The Reserve Bank of India (RBI) on Wednesday unveiled three fresh measures to ease conditions for exporters, state governments and banks amid the lockdown. This is the second set of measures announced by the central bank since Friday.
In view of the disruption caused by the pandemic, the time period for realisation and repatriation of export proceeds for exports made up to or on July 31, 2020, has been extended to 15 months from the date of export.
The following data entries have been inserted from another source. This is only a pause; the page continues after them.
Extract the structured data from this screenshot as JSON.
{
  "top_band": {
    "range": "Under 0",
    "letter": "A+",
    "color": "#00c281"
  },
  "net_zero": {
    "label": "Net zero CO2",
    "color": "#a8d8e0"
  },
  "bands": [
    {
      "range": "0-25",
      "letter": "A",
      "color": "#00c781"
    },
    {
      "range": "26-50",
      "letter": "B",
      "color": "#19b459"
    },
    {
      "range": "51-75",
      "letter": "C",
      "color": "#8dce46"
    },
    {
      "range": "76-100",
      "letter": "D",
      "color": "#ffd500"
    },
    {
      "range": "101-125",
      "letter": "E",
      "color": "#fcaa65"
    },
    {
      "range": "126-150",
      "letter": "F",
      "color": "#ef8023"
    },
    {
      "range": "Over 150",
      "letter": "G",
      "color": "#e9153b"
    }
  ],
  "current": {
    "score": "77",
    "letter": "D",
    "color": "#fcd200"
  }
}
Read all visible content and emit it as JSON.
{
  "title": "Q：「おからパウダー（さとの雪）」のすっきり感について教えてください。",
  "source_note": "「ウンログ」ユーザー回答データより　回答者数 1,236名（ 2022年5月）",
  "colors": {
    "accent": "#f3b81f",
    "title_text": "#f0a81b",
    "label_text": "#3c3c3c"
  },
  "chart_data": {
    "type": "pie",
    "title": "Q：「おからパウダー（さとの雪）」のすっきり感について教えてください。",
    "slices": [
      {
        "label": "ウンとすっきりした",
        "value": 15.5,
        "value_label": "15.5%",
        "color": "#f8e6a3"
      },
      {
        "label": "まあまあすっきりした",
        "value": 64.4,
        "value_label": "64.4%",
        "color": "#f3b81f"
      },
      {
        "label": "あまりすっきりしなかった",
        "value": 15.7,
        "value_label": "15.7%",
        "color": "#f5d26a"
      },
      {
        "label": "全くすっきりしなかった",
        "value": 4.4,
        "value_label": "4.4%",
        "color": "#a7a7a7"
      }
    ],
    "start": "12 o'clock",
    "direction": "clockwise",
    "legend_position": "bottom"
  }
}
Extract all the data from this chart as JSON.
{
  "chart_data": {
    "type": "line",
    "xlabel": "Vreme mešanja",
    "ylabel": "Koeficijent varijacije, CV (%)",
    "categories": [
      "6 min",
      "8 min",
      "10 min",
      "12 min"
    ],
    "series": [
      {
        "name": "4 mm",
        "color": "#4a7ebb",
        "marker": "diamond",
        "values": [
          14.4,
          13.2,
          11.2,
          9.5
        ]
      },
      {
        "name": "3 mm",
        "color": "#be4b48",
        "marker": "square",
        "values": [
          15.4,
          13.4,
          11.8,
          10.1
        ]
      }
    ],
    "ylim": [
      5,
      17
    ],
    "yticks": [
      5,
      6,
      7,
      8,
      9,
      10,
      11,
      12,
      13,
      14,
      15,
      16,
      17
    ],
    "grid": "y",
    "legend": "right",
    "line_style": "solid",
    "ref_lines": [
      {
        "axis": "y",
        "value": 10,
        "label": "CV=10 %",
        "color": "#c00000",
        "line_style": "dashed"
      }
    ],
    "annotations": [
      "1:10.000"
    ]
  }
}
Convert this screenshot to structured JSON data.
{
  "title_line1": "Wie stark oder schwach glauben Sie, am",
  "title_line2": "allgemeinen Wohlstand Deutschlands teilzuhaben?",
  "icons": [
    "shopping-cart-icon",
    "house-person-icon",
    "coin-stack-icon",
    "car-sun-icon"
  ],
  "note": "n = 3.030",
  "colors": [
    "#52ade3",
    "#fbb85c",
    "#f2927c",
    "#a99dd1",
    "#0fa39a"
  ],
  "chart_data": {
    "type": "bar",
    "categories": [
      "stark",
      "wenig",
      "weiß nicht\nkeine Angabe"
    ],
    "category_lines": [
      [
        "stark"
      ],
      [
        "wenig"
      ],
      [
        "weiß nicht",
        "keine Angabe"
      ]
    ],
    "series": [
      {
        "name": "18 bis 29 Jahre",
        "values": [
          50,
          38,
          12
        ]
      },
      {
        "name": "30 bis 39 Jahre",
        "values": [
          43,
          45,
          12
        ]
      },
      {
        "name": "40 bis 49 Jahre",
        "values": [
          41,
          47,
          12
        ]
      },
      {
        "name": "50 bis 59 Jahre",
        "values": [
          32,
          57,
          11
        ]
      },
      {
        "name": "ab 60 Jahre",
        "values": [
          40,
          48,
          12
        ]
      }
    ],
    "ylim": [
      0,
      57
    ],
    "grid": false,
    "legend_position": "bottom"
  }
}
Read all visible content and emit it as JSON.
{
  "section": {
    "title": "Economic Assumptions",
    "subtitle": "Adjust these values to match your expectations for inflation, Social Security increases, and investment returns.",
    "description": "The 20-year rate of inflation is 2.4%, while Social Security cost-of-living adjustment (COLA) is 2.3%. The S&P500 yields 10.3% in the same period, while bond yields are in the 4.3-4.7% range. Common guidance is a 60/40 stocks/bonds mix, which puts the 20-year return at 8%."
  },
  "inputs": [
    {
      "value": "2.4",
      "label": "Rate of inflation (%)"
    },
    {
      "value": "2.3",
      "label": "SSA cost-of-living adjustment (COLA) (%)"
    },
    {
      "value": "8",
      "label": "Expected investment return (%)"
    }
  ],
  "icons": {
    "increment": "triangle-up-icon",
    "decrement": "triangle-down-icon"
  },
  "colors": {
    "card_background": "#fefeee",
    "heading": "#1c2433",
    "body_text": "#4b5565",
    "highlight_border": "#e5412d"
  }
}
At present, the value of goods or software exports made by exporters is required to be realised fully and repatriated to the country within a period of nine months from the date of export. “The measure will enable the exporters to realise their receipts, especially from the Covid-19 affected countries within the extended period and also provide greater flexibility to the exporters to negotiate future export contracts with buyers abroad,” RBI said in a circular.
Further, the central bank increased the ways and means advances (WMA) limit by 30% from the existing limit for all states and Union territories (UTs) to enable the state governments to tide over the situation arising from the virus outbreak. RBI had constituted an advisory committee to review the WMA limits for state governments and UTs. Pending submission of the final recommendations by the committee, the central bank has taken this measure. The revised limits will come into force with effect from April 1, 2020, and will be valid till September 30.
For banks, RBI has decided to put on hold the activation of the framework on countercyclical capital buffer (CCyB) for a period of one year or earlier. The framework had been put in place by the RBI in terms of guidelines issued on February 5, 2015, wherein it was advised that the CCyB would be activated as and when the circumstances warranted, and that the decision would normally be pre-announced. The framework envisages the credit-to-gross domestic product (GDP) gap as the main indicator, which is used in conjunction with other supplementary indicators.